その人たちは乗っている船が氷山にぶつかって…というくだりがあります。身体も濡れています。
その時は、(ああこの人たちは船の事故で死んだのかぁ)ぐらいにしか思っていなかったのですが、
「しくじり先生」では、この人たちはタイタニック号に乗っていた人たちだと言うのです。

ええ!?そんなこと初耳!!…と驚きました。

あの…レオ様が海の中に沈んでいったタイタニック…
宮沢賢治はこの世界的に知られた海難事故を新聞で読んで知っていたそうです。
そんな歴史的なことも織り込んでいたなんて…
余計にグッと来ました。

この人たちは南十字星の見える丘に「ハレルヤ!」と口々に叫びながら汽車を下りていきました。
カンパネルラは「お母様は僕を許してくれるだろうか…」とつぶやいています。
もうこの時点で、カンパネルラもこっちの世界の人じゃないとわかります。
「僕たちずっと一緒にいようね!」と、不安な気持ちでカンパネルラの方を振り向くともう彼の姿はありませんでした。

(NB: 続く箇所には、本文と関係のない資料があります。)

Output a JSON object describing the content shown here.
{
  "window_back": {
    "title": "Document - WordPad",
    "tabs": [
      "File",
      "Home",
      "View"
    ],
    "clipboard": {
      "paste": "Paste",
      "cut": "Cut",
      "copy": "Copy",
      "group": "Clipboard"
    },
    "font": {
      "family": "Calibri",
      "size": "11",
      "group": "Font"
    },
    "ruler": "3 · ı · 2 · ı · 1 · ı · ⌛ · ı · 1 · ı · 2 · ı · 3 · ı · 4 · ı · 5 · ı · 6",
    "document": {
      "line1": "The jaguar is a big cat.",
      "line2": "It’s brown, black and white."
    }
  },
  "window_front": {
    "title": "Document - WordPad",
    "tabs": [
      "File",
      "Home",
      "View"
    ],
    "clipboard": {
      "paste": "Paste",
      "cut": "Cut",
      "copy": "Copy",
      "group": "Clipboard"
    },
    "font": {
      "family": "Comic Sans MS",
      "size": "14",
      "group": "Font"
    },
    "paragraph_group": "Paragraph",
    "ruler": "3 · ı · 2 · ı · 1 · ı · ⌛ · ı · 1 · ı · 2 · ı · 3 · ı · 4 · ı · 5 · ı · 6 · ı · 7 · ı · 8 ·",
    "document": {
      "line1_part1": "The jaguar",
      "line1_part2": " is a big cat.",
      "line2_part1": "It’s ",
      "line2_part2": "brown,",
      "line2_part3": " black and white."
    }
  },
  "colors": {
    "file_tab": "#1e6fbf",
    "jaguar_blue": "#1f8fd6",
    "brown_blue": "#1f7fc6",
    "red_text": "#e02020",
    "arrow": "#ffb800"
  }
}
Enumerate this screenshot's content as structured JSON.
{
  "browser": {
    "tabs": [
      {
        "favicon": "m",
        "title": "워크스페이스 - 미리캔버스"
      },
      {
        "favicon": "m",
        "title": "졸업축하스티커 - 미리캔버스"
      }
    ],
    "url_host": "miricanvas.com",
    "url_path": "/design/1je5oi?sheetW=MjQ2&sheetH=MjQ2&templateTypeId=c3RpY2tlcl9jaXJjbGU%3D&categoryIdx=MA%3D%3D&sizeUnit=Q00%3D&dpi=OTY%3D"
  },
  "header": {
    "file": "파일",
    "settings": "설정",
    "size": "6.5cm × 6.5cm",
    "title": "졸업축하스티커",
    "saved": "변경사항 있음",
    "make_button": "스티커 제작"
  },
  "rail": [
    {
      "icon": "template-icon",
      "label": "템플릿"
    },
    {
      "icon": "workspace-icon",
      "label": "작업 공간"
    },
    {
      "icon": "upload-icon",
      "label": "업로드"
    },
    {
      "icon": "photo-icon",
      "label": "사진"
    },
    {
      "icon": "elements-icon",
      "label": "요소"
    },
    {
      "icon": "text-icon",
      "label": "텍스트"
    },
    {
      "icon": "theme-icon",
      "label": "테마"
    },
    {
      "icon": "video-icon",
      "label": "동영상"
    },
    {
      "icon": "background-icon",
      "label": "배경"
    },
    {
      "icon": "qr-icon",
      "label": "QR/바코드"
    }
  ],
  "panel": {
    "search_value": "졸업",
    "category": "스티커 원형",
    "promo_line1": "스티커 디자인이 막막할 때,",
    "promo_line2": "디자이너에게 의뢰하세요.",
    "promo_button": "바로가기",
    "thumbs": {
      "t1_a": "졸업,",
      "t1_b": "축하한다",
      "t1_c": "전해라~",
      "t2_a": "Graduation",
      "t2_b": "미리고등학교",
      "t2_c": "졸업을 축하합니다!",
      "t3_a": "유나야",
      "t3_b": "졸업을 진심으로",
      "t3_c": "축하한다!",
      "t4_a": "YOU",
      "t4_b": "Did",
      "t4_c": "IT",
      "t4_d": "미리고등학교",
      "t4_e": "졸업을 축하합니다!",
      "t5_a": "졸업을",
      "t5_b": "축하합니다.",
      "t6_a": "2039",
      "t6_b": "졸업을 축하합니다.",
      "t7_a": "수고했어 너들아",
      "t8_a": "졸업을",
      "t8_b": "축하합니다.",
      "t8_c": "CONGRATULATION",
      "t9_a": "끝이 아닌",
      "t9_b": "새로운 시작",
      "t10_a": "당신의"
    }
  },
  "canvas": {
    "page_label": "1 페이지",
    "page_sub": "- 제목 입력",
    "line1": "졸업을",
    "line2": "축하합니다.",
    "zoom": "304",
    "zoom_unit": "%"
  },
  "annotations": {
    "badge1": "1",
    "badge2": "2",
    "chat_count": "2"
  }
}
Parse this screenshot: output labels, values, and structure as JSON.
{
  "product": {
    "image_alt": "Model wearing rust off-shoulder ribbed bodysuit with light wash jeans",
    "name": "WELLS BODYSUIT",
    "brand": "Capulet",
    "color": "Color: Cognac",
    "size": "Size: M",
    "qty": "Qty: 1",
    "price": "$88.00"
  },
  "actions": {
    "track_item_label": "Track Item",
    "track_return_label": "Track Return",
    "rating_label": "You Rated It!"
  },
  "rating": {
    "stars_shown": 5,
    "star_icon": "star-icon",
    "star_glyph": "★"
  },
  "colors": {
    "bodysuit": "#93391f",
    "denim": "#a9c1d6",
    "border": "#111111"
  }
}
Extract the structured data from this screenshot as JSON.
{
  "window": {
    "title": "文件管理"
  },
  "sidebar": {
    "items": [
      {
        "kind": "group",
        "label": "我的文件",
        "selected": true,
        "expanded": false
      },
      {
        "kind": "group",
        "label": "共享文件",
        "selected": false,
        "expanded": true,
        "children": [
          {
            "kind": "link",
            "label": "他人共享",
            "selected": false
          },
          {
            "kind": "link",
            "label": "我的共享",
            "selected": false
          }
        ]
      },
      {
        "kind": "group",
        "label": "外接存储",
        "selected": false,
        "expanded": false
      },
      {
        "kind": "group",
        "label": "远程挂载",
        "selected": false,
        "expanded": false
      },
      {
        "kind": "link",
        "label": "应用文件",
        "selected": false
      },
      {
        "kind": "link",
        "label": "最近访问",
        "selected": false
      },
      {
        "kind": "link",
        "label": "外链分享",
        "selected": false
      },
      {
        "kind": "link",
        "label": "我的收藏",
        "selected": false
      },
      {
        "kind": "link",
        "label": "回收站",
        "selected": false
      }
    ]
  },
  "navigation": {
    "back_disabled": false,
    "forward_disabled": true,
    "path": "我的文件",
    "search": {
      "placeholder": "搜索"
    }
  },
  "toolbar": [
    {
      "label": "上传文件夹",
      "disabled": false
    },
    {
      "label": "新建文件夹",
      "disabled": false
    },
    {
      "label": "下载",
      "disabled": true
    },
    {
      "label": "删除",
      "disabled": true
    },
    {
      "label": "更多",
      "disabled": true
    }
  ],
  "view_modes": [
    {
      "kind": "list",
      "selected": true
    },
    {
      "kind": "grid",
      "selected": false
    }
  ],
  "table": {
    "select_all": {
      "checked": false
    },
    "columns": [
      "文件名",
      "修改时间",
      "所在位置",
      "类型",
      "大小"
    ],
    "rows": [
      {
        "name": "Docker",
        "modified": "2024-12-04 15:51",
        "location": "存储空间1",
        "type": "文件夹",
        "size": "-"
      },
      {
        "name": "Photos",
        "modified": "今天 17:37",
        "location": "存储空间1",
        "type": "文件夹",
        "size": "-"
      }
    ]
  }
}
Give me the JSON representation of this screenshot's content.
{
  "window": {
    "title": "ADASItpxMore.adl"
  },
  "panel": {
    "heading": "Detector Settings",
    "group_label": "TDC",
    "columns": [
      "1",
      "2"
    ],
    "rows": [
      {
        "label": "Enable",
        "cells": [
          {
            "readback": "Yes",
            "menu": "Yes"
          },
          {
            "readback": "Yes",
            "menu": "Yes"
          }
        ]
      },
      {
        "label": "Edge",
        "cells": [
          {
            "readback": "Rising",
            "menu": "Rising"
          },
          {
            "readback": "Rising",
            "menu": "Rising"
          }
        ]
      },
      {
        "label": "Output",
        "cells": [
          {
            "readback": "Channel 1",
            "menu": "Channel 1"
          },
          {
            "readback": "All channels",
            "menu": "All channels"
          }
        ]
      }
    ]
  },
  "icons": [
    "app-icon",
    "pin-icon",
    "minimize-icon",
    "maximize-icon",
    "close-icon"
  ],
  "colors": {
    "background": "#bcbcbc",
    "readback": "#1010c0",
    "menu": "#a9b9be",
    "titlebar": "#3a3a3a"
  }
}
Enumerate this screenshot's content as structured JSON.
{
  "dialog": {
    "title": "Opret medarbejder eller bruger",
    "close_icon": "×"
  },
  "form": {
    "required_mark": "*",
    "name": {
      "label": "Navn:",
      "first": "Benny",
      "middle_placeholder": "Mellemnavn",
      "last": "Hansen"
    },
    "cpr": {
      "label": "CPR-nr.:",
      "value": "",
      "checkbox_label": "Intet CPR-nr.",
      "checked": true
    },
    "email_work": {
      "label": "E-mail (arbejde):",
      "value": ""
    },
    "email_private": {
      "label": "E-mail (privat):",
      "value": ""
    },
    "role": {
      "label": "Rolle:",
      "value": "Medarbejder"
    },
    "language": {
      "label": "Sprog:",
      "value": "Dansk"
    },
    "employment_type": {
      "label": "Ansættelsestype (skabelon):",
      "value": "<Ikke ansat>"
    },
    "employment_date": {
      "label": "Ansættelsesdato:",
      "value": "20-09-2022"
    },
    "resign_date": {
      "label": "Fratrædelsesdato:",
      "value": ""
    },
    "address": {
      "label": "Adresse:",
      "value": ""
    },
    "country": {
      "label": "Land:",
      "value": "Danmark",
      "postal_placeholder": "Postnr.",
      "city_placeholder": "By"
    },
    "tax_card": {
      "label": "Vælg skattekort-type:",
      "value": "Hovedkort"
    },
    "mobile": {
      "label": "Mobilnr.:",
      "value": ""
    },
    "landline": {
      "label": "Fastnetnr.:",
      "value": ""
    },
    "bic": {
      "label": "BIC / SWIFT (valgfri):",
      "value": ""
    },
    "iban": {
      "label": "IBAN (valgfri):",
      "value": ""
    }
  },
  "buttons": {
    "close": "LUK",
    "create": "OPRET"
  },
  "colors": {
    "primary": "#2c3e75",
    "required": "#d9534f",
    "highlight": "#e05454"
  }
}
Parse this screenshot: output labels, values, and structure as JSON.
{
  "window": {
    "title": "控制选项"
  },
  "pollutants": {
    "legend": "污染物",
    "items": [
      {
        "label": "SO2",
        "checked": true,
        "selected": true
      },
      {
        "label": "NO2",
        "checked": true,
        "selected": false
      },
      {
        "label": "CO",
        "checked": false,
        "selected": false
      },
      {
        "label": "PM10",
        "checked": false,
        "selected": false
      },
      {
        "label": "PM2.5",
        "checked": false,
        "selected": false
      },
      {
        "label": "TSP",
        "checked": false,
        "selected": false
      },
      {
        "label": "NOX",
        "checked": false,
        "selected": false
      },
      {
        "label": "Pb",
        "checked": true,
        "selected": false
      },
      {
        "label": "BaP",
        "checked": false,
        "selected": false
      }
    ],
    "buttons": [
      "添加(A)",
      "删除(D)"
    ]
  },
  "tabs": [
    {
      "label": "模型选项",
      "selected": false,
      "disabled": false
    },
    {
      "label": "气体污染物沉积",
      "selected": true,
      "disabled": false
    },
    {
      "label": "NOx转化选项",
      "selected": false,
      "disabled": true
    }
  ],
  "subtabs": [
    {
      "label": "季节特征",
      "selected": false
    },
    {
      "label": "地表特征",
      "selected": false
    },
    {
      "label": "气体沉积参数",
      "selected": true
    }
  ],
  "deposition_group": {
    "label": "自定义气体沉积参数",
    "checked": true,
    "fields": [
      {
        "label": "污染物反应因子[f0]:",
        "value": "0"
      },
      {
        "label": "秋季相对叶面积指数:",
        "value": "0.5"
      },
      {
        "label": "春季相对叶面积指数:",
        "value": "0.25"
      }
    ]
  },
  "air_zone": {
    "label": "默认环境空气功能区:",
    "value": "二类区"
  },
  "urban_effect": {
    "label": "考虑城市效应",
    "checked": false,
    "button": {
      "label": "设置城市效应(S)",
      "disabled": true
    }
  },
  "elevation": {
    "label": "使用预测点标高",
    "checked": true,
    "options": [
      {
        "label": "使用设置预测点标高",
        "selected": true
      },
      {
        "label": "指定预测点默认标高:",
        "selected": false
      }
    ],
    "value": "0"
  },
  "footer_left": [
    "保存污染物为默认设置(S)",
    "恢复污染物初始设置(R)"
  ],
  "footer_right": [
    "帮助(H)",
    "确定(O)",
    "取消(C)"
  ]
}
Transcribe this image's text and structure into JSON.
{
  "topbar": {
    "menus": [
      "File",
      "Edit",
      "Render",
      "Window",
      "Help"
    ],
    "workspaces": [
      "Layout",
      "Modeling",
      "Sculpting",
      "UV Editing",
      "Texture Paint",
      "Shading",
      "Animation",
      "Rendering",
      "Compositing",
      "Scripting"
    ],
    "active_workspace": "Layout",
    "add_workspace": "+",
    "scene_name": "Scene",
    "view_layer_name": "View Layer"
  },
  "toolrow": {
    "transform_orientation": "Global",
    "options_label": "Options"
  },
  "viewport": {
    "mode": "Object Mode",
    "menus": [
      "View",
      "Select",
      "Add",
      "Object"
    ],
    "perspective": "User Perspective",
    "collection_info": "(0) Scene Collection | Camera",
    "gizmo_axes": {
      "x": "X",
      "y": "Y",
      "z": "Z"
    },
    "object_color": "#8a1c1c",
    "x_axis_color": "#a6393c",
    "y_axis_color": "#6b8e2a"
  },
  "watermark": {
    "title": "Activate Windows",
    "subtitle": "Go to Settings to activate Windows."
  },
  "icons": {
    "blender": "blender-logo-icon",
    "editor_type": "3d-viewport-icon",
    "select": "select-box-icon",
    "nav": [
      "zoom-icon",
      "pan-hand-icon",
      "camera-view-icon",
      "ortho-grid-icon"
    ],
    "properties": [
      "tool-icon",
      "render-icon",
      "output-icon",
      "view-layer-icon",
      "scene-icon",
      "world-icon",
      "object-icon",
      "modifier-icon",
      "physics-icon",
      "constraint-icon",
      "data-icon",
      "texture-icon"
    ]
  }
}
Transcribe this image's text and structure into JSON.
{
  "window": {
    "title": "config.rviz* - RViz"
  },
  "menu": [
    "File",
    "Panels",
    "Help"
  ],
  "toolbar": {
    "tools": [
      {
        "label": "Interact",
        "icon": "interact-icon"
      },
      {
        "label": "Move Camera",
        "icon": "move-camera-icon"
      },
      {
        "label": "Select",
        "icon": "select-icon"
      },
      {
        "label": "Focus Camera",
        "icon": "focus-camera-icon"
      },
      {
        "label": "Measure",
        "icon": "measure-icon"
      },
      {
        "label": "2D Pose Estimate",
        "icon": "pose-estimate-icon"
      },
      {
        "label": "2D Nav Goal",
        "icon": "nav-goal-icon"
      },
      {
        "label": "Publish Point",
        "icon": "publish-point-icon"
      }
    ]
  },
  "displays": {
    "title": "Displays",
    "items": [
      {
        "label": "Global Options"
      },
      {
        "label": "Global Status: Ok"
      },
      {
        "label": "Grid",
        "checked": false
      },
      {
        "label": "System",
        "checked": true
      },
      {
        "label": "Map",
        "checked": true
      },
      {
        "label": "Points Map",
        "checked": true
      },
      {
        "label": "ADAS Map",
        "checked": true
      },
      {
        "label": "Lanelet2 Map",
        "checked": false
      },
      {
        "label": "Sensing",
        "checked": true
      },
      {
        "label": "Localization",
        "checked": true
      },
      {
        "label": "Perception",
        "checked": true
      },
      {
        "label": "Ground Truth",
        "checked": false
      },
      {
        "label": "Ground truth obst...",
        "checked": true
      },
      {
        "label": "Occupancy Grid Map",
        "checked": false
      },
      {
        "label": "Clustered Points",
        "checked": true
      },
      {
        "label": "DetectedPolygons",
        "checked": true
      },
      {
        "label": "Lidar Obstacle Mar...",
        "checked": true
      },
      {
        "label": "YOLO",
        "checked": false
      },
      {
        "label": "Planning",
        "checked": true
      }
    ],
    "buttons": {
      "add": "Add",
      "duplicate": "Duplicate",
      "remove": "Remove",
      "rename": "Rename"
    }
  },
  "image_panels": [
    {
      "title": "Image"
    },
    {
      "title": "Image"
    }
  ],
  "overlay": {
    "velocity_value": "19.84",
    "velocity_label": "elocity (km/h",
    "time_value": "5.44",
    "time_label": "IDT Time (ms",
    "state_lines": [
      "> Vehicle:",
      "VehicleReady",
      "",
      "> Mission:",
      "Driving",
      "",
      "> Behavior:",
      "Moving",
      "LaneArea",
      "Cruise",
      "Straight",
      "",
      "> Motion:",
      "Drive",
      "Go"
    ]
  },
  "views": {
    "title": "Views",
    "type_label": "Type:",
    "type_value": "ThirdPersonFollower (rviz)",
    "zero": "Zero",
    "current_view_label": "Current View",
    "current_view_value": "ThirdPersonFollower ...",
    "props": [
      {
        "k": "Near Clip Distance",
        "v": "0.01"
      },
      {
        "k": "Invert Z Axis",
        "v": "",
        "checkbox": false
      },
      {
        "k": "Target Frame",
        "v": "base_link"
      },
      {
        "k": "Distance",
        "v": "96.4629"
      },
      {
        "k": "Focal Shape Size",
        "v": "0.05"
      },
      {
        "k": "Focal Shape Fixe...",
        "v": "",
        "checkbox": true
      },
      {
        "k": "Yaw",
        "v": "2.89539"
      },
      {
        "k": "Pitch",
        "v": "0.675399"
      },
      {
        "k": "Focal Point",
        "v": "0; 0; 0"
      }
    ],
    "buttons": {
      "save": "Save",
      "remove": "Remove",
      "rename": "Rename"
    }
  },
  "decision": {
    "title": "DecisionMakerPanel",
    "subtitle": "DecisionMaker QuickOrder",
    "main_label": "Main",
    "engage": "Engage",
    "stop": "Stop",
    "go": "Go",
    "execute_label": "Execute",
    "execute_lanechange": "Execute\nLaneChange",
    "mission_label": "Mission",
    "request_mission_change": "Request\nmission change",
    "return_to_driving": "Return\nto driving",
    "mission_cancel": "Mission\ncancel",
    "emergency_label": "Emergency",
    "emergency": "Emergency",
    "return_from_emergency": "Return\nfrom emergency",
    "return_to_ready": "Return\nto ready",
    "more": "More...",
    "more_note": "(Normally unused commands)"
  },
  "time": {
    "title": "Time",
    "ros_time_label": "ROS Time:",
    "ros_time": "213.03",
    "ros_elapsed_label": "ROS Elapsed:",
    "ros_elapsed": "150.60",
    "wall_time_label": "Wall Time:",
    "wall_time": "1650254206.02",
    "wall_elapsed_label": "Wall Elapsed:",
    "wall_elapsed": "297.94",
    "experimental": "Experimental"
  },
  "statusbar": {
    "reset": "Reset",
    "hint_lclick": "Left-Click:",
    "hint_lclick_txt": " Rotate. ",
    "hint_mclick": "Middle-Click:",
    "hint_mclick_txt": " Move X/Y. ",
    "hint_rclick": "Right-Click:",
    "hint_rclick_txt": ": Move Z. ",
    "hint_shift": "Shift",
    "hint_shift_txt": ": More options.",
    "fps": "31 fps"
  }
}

このラスト辺りしか知らなかったのですが、大体つながりました。
「しくじり先生」のあっちゃんの解説もあって、
銀河鉄道がこの世とあの世の間を走っている鉄道ということもわかりました。

ただわからなかったのが、
カンパネルラの死を知った彼の父親が案外冷静で、ジョバンニに「お父さんがもうすぐ帰ってくるよ」と教えてくれるのですが、
それが最後に何を示唆しているのかということ。
親友の死と父親が帰ってくる喜び。
ジョバンニは母の元へ走ります。泣いてはいませんでした。

これは人の死というものを悟って悲しみから立ち直り、
前を向いて生きていこうという表れなのかな…と思いました。

ひょっとしたら、
カンパネルラはジョバンニの手の届かない憧れの人で話すこともできなかったけど、
汽車の中ではずっとジョバンニに寄り添ってくれた。
あれはジョバンニの願望の現れだったのかもしれません。
そんな素敵な友人は現実世界で中々できるものではありません。
「ずっと一緒」というのは心の中にいてほしい、ということだと思います。
心の中にいる素敵な理想の友人。